Portfolio investment was often identified with loans, which from the United States were
overwhelmingly given to governments, but this is not true elsewhere. My choice of
labeling as FDI all capital flows to the business sector avoids a major issue in the
literature, relating to the competitiveness of British entrepreneurs. An important work
that clarified the empirical magnitudes is Swedberg (1978).
There are two comments on this categorization. First, for the period before World War I,
Wilkins and her associates have introduced the category of Free Standing Company, “[A]
firm set up in one country for the purpose of doing business outside that country.”
(Wilkins and Schröter 1998, 3).” These enterprises are controlled by foreigners, typically
residents in the host country, in a situation in which the contact in the home country is
minimal-the proverbial nameplate on the door in the City. My own work (Twomey,
2000) was influenced by that suggestion, but I focused on isolating data on the railroads,
without attempting to distinguish between direct and portfolio. These spreadsheets have
not been completed on railroad investment.
A more recent modification of the direct/portfolio dichotomy relates to recent innovations
in the international capital markets. It is becoming easier to purchase non-controlling
shares of stock of enterprises located in other countries; the so-called portfolio equity
investment. The International Financial Statistics has been reporting this item along with
a fuller balance sheet of total overseas assets and liabilities; several Latin American
countries are so represented.
The UN-ECLA (1965) is the most important source for the estimates up through 1929.
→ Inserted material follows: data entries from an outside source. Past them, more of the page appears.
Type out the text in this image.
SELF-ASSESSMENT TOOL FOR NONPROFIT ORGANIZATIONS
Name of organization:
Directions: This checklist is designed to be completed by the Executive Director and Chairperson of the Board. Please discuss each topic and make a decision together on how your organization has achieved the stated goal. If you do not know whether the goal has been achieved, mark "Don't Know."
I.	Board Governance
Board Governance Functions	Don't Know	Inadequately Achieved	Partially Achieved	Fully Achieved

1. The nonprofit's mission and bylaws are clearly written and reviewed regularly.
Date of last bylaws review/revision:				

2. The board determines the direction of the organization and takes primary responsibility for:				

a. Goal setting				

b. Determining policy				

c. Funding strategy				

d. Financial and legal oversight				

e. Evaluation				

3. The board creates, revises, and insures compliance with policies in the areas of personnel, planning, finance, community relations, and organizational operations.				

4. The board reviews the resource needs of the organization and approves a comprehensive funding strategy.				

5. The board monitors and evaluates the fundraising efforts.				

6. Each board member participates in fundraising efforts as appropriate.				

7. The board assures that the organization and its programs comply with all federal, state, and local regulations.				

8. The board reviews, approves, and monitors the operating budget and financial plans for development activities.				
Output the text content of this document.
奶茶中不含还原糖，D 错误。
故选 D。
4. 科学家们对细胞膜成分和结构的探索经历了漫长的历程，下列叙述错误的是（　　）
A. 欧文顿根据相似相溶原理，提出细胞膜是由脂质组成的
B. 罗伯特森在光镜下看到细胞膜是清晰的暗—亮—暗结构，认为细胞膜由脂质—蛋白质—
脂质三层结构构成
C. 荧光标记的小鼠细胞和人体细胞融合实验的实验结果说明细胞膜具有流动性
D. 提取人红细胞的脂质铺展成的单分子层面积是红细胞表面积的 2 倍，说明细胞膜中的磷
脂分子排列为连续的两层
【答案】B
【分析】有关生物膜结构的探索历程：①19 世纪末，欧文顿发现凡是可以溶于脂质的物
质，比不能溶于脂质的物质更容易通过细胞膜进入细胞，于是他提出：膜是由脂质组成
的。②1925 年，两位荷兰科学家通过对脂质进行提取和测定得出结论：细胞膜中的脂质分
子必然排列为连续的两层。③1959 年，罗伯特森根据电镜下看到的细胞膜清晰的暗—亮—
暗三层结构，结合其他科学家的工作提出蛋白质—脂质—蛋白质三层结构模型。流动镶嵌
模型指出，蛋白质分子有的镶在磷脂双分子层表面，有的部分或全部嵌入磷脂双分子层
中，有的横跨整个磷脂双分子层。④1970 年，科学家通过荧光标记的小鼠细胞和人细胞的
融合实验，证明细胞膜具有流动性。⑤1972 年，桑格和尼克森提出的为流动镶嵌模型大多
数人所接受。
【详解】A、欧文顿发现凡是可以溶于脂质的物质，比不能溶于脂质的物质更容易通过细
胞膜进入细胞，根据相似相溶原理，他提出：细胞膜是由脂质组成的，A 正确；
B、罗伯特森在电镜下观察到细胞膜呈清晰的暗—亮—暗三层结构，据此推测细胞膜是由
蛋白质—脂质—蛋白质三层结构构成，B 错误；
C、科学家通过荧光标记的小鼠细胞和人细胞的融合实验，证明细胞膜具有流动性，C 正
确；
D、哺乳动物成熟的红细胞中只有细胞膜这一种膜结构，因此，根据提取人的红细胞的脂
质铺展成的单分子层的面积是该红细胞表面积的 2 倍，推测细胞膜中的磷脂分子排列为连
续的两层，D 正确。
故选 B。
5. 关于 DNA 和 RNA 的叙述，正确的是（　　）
One of the admirable qualities of this work is its thorough representation of the state of
knowledge up to that time. Nevertheless, it provides totals from different sources, and the
inconsistencies in the amounts from those sources are reflected in the tables in that
source. An important example is the change of estimates of US FDI in 1929, from Lewis
(1938) and US Department of Commerce (1960).